There's something otherworldly about the gothic colossus that is Cologne cathedral. Crossing a bridge over the river Rhine on a cold winter evening, most of the cityscape is a well-illuminated mishmash of pre- and post-war architecture with clear features and lines.
But looming up behind, like a still from Fantasia's Night on Bald Mountain, the hazy facade of the twin-turreted Dom looks like it is occupying another dimension. For such a massive building, it's surprising how few people know why the cathedral is there at all.
It is the last resting place of the Magi, the three wise men said to have paid homage to the baby Jesus in Bethlehem. Known to their friends as Caspar, Melchior and Balthasar, the gospel of St Matthew records their trip across the desert following a bright star in the sky.
On a pitstop in Jerusalem they asked King Herod if he knew where they should head next. Herod mentioned the prophecy of the Messiah being born in Bethlehem and asked them to return and tell him if and where they found him. The trio found the baby Jesus and, according to the Gospel, presented him with gifts of gold, frankincense and myrrh.
Herod
Sensing in a dream that Herod had other plans for Jesus than another gift, the three bypassed Jerusalem on their way home. And that is that, as far as the trio’s Bible appearance goes. Except the story didn’t end there. When they died, it is said that their bones – skulls and all – were discovered in Persia by Helena, mother of emperor Constantin, and taken to Constantinople.

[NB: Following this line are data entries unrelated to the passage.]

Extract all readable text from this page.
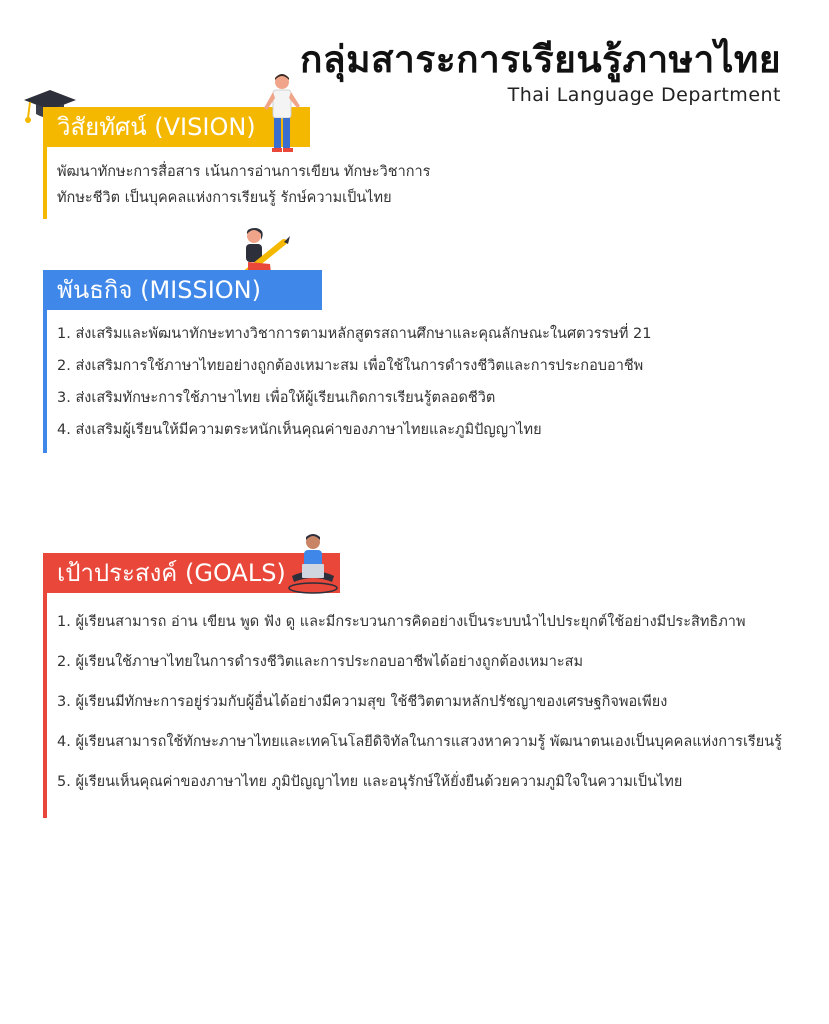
กลุ่มสาระการเรียนรู้ภาษาไทย
Thai Language Department
วิสัยทัศน์ (VISION)
พัฒนาทักษะการสื่อสาร เน้นการอ่านการเขียน ทักษะวิชาการ
ทักษะชีวิต เป็นบุคคลแห่งการเรียนรู้ รักษ์ความเป็นไทย
พันธกิจ (MISSION)
1. ส่งเสริมและพัฒนาทักษะทางวิชาการตามหลักสูตรสถานศึกษาและคุณลักษณะในศตวรรษที่ 21
2. ส่งเสริมการใช้ภาษาไทยอย่างถูกต้องเหมาะสม เพื่อใช้ในการดำรงชีวิตและการประกอบอาชีพ
3. ส่งเสริมทักษะการใช้ภาษาไทย เพื่อให้ผู้เรียนเกิดการเรียนรู้ตลอดชีวิต
4. ส่งเสริมผู้เรียนให้มีความตระหนักเห็นคุณค่าของภาษาไทยและภูมิปัญญาไทย
เป้าประสงค์ (GOALS)
1. ผู้เรียนสามารถ อ่าน เขียน พูด ฟัง ดู และมีกระบวนการคิดอย่างเป็นระบบนำไปประยุกต์ใช้อย่างมีประสิทธิภาพ
2. ผู้เรียนใช้ภาษาไทยในการดำรงชีวิตและการประกอบอาชีพได้อย่างถูกต้องเหมาะสม
3. ผู้เรียนมีทักษะการอยู่ร่วมกับผู้อื่นได้อย่างมีความสุข ใช้ชีวิตตามหลักปรัชญาของเศรษฐกิจพอเพียง
4. ผู้เรียนสามารถใช้ทักษะภาษาไทยและเทคโนโลยีดิจิทัลในการแสวงหาความรู้ พัฒนาตนเองเป็นบุคคลแห่งการเรียนรู้
5. ผู้เรียนเห็นคุณค่าของภาษาไทย ภูมิปัญญาไทย และอนุรักษ์ให้ยั่งยืนด้วยความภูมิใจในความเป็นไทย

Then they were entrusted to Bishop Eustorgius I of Milan, who brought them to the then Lombardian city in the fifth century. Finally Frederick Barbarossa, the Holy Roman Emperor and, later, ruler of Lombardy, entrusted the relics to Archbishop of Cologne Rainald of Dassel in 1164 – 850 years ago. He decided that Cologne, as new home for the three men's remains, deserved the biggest cathedral in the world.
Construction work began in 1248 and was completed 632 years later in 1880. It remains the largest gothic church in northern Europe while the shrine for the Magi the largest of its kind. A large golden box in the shape of a basilica, it is 1.5 metres long and roughly one metre high and wide. It is a glorious explosion of gold, bronze, ivory and precious jewels, designed in part by medieval goldsmith Nicholas of Verdun.
Dozens of panels tell the life of Christ, stories of the prophets and of the apostles. The shrine was completed after 45 years, in 1225. It was more than six centuries until the shrine was opened again and its contents documented. In 1864 Archbishop Philip discovered “the remains of ancient rotten or moulded bandages . . . and numerous bones of three persons” as well as coins, swords and croziers.
His assistants reassembled the bones into nearly complete bodies: one was clearly of a youth, the second of a young man, the third of an old man. The bones were wrapped in white silk, according to contemporaneous reports, and returned to the shrine.
Over the subsequent centuries, the Magi shrine in Cologne has become a huge draw for pilgrims from over the world. Milan still has hopes it will get them back but Cologne refuses to budge. No wonder: though severe wartime bombing almost levelled the city, the shrine and the cathedral survived almost unscathed.
Three crowns
The Magi are today a crucial part of local identity and their three crowns adorn the city seal. For this (850th) anniversary year a special exhibition in Cologne explains how a brief mention in Mathew’s Gospel was embellished and the men made into kings by monarchs anxious to establish a link, however tenuous, back to the three – and to the Son of God.
So what is inside the shrine? A collection of bones from a 12th-century hoax, as Umberto Eco suggests in his book Baudolino, or the real deal? Walk to the back of Cologne cathedral and you'll see that the front panel of the shrine – usually removed only on January 6th each year, the feast of the Epiphany – has been left off for the anniversary year.
Squint past the golden mesh that covers the opening and you can see the outline of three skulls adorned with crowns, added later. “No one can prove the bones are theirs, but no one can prove they aren’t theirs,” says Jean-Bruno Broicher, a local art historian and cathedral guide.
An investigation carried out in 1980 revealed that material attached to the bones was silk, certainly fancy enough to have been worn by kings or noble men, and dating from in modern-day Syria about 2,000 years ago. But for Cologne dwellers, the magic of the holy Magi is not about proof, but belief. "For me, it is important to believe," said Broicher, "and I don't see why not."